Start from the beginning
                                    

"Oh." His chair slid over the floor, creating an awful sound. "Okay, do you want to talk to anyone else? Your brothers or...?" I flinched at the pain in his voice, piercing my lip hard to not beg him to stay with me.

"No, I just want to be alone."

He sighed deeply. "Okay, as you wish, princess."

I listened closely to his footfalls as he fled the room and closed the door behind him. I released a breath and repositioned myself on the bed so I could watch comfortable out the half-covered window. The snow and the gray clouds blanketed the town in a shadow like an enormous comfy sheet.

"She doesn't want anyone in there." Anthony's voice ran out on the other side of the door and made my arms shake in need of hold around him and cry out on his shoulders, but I didn't. I just glanced out into the grey world and kept my eyes as dry as the Sahara.

"But we're her bothers! We have also lost a mother!" Liam's angry voice clasped back at him.

"She doesn't want anyone with her right now and you should respect that. I know that it's also your mom who's gone, but Nina is a bit more sensitive."

"Don't you think this is hard on me? My own mother killed herself in front of my little sister on her birthday! She needs someone to talk to and who is better than me right now?" Liam asked sternly.

"She said she wanted to be alone. Don't you want to respect that?" Anthony said smoothly.

There was a pause where I could catch my breath.

"Of course I respect that, but still, she's my sister. I should be there for her, not stand on the other side of a damn white door!"

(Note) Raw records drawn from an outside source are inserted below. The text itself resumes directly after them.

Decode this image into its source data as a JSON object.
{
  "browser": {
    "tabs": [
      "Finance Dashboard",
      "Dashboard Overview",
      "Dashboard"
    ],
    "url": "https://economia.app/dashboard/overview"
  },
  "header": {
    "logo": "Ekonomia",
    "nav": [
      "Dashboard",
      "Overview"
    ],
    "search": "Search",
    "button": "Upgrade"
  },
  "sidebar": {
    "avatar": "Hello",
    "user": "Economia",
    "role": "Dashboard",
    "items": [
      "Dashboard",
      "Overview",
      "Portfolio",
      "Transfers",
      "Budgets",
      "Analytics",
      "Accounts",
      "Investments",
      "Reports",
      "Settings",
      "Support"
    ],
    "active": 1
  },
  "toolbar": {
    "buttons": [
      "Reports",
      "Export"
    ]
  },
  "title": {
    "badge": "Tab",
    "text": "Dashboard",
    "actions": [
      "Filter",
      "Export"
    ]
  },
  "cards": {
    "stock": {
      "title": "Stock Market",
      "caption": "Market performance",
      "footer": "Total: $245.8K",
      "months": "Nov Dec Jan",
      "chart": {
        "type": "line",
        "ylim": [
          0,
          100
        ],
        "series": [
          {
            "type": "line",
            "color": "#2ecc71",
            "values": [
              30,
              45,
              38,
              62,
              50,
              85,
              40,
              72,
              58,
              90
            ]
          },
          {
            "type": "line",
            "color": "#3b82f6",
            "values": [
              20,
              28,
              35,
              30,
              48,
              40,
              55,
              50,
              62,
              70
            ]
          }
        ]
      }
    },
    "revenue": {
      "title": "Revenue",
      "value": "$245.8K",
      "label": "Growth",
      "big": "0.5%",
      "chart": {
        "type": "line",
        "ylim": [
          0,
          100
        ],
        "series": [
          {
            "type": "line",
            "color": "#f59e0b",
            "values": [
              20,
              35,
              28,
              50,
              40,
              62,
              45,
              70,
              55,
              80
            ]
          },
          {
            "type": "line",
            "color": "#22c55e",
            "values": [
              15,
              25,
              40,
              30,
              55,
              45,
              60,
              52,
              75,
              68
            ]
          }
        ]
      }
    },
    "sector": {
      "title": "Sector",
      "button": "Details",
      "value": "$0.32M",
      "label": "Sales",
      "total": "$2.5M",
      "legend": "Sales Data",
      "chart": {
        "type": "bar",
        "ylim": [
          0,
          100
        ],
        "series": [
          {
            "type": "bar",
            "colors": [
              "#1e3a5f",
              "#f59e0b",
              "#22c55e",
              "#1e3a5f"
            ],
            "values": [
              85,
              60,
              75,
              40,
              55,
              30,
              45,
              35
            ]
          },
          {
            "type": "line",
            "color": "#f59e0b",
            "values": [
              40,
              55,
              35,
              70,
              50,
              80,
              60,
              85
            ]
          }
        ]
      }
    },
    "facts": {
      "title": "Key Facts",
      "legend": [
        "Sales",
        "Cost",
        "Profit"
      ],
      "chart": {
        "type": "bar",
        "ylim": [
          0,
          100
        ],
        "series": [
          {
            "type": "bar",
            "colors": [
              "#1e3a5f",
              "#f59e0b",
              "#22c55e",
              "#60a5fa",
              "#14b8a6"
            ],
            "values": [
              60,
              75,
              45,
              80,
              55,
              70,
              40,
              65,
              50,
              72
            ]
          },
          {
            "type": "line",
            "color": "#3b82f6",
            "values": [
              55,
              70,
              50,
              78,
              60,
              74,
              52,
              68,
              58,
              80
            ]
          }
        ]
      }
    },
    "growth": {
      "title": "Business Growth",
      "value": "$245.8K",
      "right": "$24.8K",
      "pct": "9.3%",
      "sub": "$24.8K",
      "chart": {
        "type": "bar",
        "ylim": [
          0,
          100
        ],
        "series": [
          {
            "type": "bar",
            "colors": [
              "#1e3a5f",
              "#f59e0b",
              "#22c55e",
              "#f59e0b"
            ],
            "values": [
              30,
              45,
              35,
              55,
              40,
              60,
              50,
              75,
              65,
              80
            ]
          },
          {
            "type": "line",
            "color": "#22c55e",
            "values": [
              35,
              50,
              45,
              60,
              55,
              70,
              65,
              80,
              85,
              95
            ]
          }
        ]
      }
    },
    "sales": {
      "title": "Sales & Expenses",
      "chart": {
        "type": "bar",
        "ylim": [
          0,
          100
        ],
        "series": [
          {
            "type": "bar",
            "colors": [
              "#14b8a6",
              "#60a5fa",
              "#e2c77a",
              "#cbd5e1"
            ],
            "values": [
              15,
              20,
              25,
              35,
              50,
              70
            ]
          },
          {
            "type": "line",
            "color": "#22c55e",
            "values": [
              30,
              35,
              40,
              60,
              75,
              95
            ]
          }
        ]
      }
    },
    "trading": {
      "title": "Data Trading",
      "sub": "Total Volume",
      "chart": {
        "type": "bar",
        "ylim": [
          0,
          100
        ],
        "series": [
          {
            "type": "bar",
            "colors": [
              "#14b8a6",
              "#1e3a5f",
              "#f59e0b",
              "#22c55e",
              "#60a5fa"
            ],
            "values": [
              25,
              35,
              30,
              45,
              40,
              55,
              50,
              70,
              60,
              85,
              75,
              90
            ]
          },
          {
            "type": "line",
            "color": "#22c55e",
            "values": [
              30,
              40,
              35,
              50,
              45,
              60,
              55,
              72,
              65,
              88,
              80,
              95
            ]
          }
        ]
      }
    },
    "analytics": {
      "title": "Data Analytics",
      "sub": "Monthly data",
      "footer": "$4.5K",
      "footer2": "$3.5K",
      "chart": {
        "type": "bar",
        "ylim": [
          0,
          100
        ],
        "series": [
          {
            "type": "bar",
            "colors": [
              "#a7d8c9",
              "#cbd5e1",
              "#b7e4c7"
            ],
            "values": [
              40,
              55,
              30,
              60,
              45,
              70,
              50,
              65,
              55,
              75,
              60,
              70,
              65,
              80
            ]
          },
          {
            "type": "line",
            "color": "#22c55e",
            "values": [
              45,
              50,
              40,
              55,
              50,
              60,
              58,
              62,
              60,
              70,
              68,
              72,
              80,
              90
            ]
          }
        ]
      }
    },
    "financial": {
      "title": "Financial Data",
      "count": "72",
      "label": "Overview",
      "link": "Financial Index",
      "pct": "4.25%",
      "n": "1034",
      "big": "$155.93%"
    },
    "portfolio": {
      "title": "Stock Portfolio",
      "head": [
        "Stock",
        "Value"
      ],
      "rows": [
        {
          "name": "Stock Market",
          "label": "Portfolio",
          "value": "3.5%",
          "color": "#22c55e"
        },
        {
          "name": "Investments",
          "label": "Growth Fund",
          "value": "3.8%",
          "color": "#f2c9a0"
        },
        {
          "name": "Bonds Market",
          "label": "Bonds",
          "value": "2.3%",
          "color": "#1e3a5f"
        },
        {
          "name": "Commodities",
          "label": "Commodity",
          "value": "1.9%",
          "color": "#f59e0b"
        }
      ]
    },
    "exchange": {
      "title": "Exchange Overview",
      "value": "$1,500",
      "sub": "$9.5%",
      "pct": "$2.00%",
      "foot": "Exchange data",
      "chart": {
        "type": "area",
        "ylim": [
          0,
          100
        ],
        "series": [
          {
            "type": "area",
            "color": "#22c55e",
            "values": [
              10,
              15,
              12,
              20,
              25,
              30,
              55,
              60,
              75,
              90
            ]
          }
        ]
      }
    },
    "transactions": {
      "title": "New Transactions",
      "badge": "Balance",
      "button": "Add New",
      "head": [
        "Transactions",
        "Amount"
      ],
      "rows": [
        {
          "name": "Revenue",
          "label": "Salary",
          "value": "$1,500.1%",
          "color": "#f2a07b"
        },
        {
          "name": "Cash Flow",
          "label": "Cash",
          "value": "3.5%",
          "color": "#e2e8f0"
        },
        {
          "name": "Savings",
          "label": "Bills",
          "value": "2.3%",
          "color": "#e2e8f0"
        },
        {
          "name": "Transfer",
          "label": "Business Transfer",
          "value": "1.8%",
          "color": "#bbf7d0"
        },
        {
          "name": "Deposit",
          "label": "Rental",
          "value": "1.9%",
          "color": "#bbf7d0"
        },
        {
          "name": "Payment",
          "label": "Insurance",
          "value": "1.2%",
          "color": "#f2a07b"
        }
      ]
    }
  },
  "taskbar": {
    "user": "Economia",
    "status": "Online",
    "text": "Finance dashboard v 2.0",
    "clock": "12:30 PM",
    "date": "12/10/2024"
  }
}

I shut my eyes and inhaled, slow and steady, while my eyes wetted my cheeks as time went by. I sealed out the rest of their conversation, waiting for my hot-headed brother to burst through the entrance and come racing to me.

He never appeared and the voices left was taken elsewhere by the quietness. I sighed deeply, bending my fingers together over my lap and glancing down at the begging glass of water. I stretched my fingers away from each other again and struck for the glass on the nightstand, twisting my whole torse over trying to reach it.

My fingertips just grazed against the cold glass, crushing me right back in the bed again. I took a deep breath and tried again, rotating my torso and reaching for the glass, hoping for another result.

Another time failure was in my sight and I rolled back in the bad again. I stirred in my seat, moving closer to the edge. My throat was yearning for something to glide down and shut off its thirst.

My hands clutched the thin glass and hoisted it from the table. My arm leaped from the surprise of its weight, but quickly stabilized it again and lifted it up to my lips to take a long slurp. Liquid poured down my throat, carrying a pleasant feeling behind it and pacifying my burning throat.

I gazed up at the wall. The oh so dull white wall there just appeared to gawk at me too. I turned and caught my reflection in a miniature mirror. My father's face was staring back at me, grinning.

"You killed her!"

My hands traveled up to deposit over my ears and I gently bowed my head.

"It's all your fault!"

"No!" I glimpsed up and meet his glare. "You killed her! Not me!"

The reflection blurred back to me. I was now watching me and not him and he was no longer staring at me. "This wasn't my fault," I whispered to myself, running my fingertip over my bare lips.